Joshua Marshall (sculptor) – Wikipedia



Joshua Marshall (1628–1678) was once a seventeenth century English mason and sculptor. Because the King’s Grasp Mason on the time of the Nice Fireplace of London he was once liable for lots of the rebuilding initiatives and labored intently with Christopher Wren and was once the builder of a number of “Wren church buildings”.[1]

North entrance of Greenwich Palace

He was once born in a space on Fetter Lane in London on 24 June 1628[2] the eldest son of Edward Marshall and become the Warden of the Worshipful Corporate of Masons
in 1666 and become Grasp of the Corporate in 1670. He was once additional appointed Grasp Mason to the Crown and as such labored on a number of Royal palaces.[3]

Marshall lived within the parish of St Bride’s Church and attended church there. He had premises on Shoe Lane simply off Fleet Boulevard. As Grasp Mason to the King and as a typical contractor for the works od Wren he was once one of the most many masons who labored on St Paul’s Cathedral however his particular paintings at the cathedral isn’t transparent.[4]
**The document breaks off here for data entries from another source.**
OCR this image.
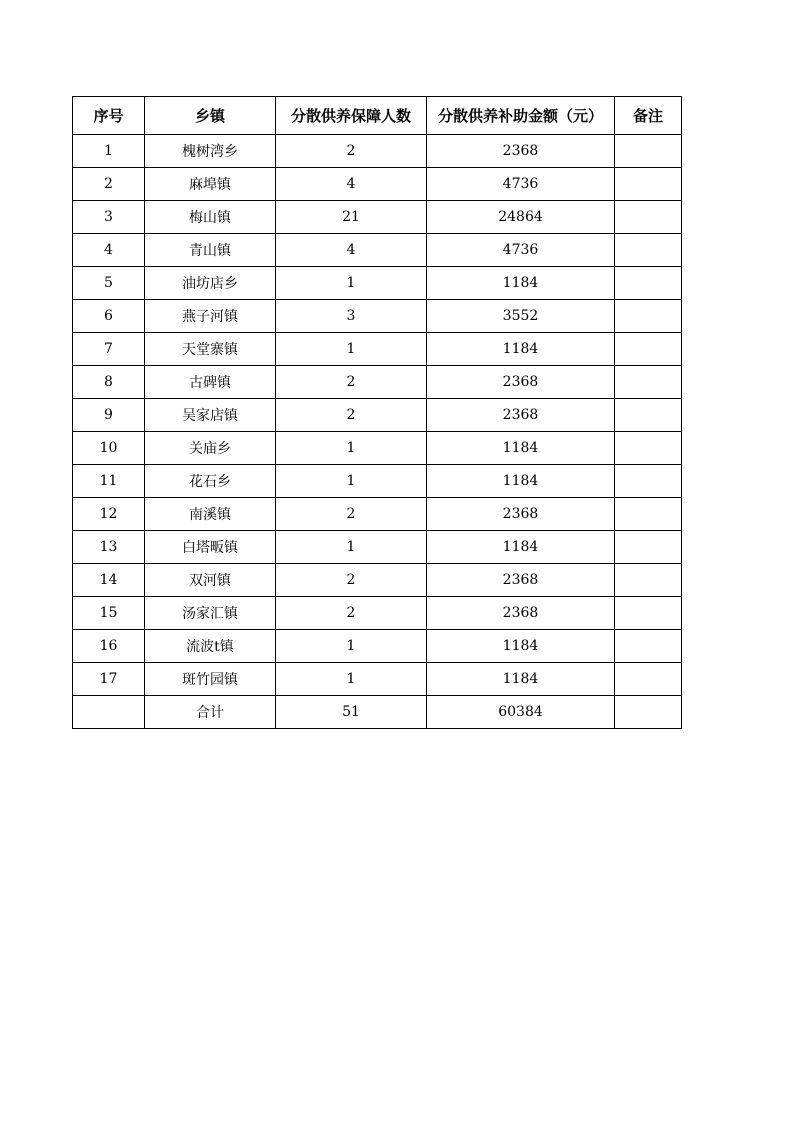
序号	乡镇	分散供养保障人数	分散供养补助金额（元）	备注
1	槐树湾乡	2	2368	
2	麻埠镇	4	4736	
3	梅山镇	21	24864	
4	青山镇	4	4736	
5	油坊店乡	1	1184	
6	燕子河镇	3	3552	
7	天堂寨镇	1	1184	
8	古碑镇	2	2368	
9	吴家店镇	2	2368	
10	关庙乡	1	1184	
11	花石乡	1	1184	
12	南溪镇	2	2368	
13	白塔畈镇	1	1184	
14	双河镇	2	2368	
15	汤家汇镇	2	2368	
16	流波t镇	1	1184	
17	斑竹园镇	1	1184	
	合计	51	60384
He was once the major builder of The Monument to the Nice Fireplace of London and was once paid the large sum of £11,300 for this job out of the full price of £13,450. (round £1.9 million in 2021)[5]

He died in London on 6 April 1678. He was once buried at St Dunstan-in-the-West. In his will he left £200 to be given to the widows of masons in London.[6]

He was once married to Catherine George daughter of John George. They’d 5 kids however just one daughter and two sons survived to maturity: Anne, John and Edward. Anne married Richard Somers of the Inside Temple.[8]